Mais, malgré ces différentes causes, le message qu’Amnesty véhiculait auprès des populations pendant la caravane était le même: « La santé maternelle est un droit humain. » Ainsi, les populations doivent revendiquer ce droit. Au Burkina Faso, les coûts liés à l’accouchement sont subventionnés. En principe, une femme qui n’a pas de complication ne devrait payer que 900 francs CFA. (Environ 1,9 dollars américains ou 1,4 euros) Mais, certaines femmes ne sont pas au courant de ces subventions et elles paient plus cher.

Les femmes au Burkina Faso sont également confrontées à d’autres pressions économiques et sociales. À Gorum-Gorum, dans le nord du Burkina Faso, Fadima est debout depuis 6 heures du matin. Cette jeune femme de 30 ans pile du mil pour des clients afin de se faire de l’argent. Elle se rend aussi en ville pour laver des vêtements pour obtenir des revenus supplémentaires. Ses journées sont très longues.
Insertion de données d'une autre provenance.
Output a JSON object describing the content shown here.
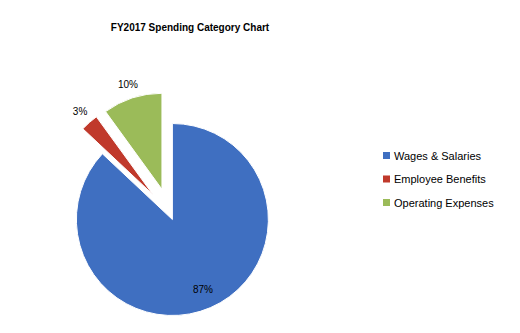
{
  "chart_data": {
    "type": "pie",
    "title": "FY2017 Spending Category Chart",
    "categories": [
      "Wages & Salaries",
      "Employee Benefits",
      "Operating Expenses"
    ],
    "values": [
      87,
      3,
      10
    ],
    "value_labels": [
      "87%",
      "3%",
      "10%"
    ],
    "colors": [
      "#3f6fc1",
      "#c0392b",
      "#9bbb59"
    ],
    "data_labels": true,
    "legend": "right"
  }
}
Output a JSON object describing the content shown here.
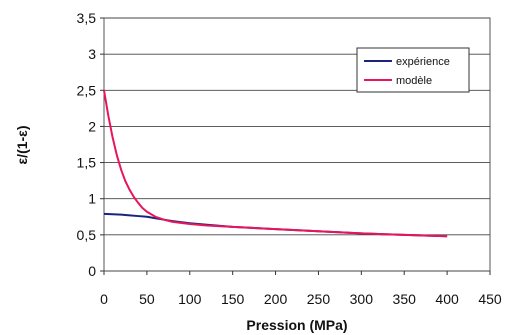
{
  "chart_data": {
    "type": "line",
    "xlabel": "Pression (MPa)",
    "ylabel": "ε/(1-ε)",
    "xlim": [
      0,
      450
    ],
    "ylim": [
      0,
      3.5
    ],
    "x_ticks": [
      "0",
      "50",
      "100",
      "150",
      "200",
      "250",
      "300",
      "350",
      "400",
      "450"
    ],
    "y_ticks": [
      "0",
      "0,5",
      "1",
      "1,5",
      "2",
      "2,5",
      "3",
      "3,5"
    ],
    "grid": "horizontal",
    "legend_position": "top-right",
    "series": [
      {
        "name": "expérience",
        "color": "#1a237e",
        "x": [
          0,
          10,
          20,
          30,
          40,
          50,
          60,
          70,
          80,
          100,
          120,
          150,
          200,
          250,
          300,
          350,
          400
        ],
        "y": [
          0.79,
          0.785,
          0.78,
          0.77,
          0.76,
          0.75,
          0.73,
          0.71,
          0.69,
          0.66,
          0.64,
          0.61,
          0.58,
          0.55,
          0.52,
          0.5,
          0.48
        ]
      },
      {
        "name": "modèle",
        "color": "#e8155b",
        "x": [
          0,
          5,
          10,
          15,
          20,
          25,
          30,
          35,
          40,
          45,
          50,
          60,
          70,
          80,
          100,
          120,
          150,
          200,
          250,
          300,
          350,
          400
        ],
        "y": [
          2.5,
          2.15,
          1.85,
          1.6,
          1.4,
          1.24,
          1.12,
          1.02,
          0.94,
          0.87,
          0.82,
          0.75,
          0.71,
          0.68,
          0.65,
          0.63,
          0.61,
          0.58,
          0.55,
          0.52,
          0.5,
          0.48
        ]
      }
    ]
  }
}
Fadima a deux enfants et est enceinte de 7 mois. Elle a aussi eu plusieurs autres enfants qui sont morts. Mais, cette fois-ci, son accouchement sera différent, grâce à l’aide de Mme Traoré, une animatrice d’une ONG qui travaille sur le droit à la reproduction et la santé maternelle. Mme Traoré encourage les femmes à accoucher dans des centres de santé. Fadima explique à Mme Traoré que ce sera sa dernière grossesse. Son mari est d’accord car il veut qu’elle prenne soin des autres enfants.

Toujours à Gorum-Gorum, un autre grand problème relié à la santé maternelle est la fistule obstétricale. La fistule est une rupture qui peut survenir lors d’un accouchement compliqué, où la césarienne est nécessaire mais pas disponible. Un partenaire d’Amnesty International, l’association Cellal Rewbe, travaille avec les populations pour les sensibiliser aux causes de la fistule obstétricale à travers des pièces de théâtre populaires, et pour soigner les femmes ayant des fistules.

M. Ouedraogo dit que le travail d’Amnesty continue. Jusqu’en juin 2010, Amnesty mettra l’accent sur les droits sexuels et reproductifs. En d’autres termes, le travail visera à faire en sorte que les femmes aient un meilleur accès à des méthodes contraceptives et soient informées sur les subventions gouvernementales existantes.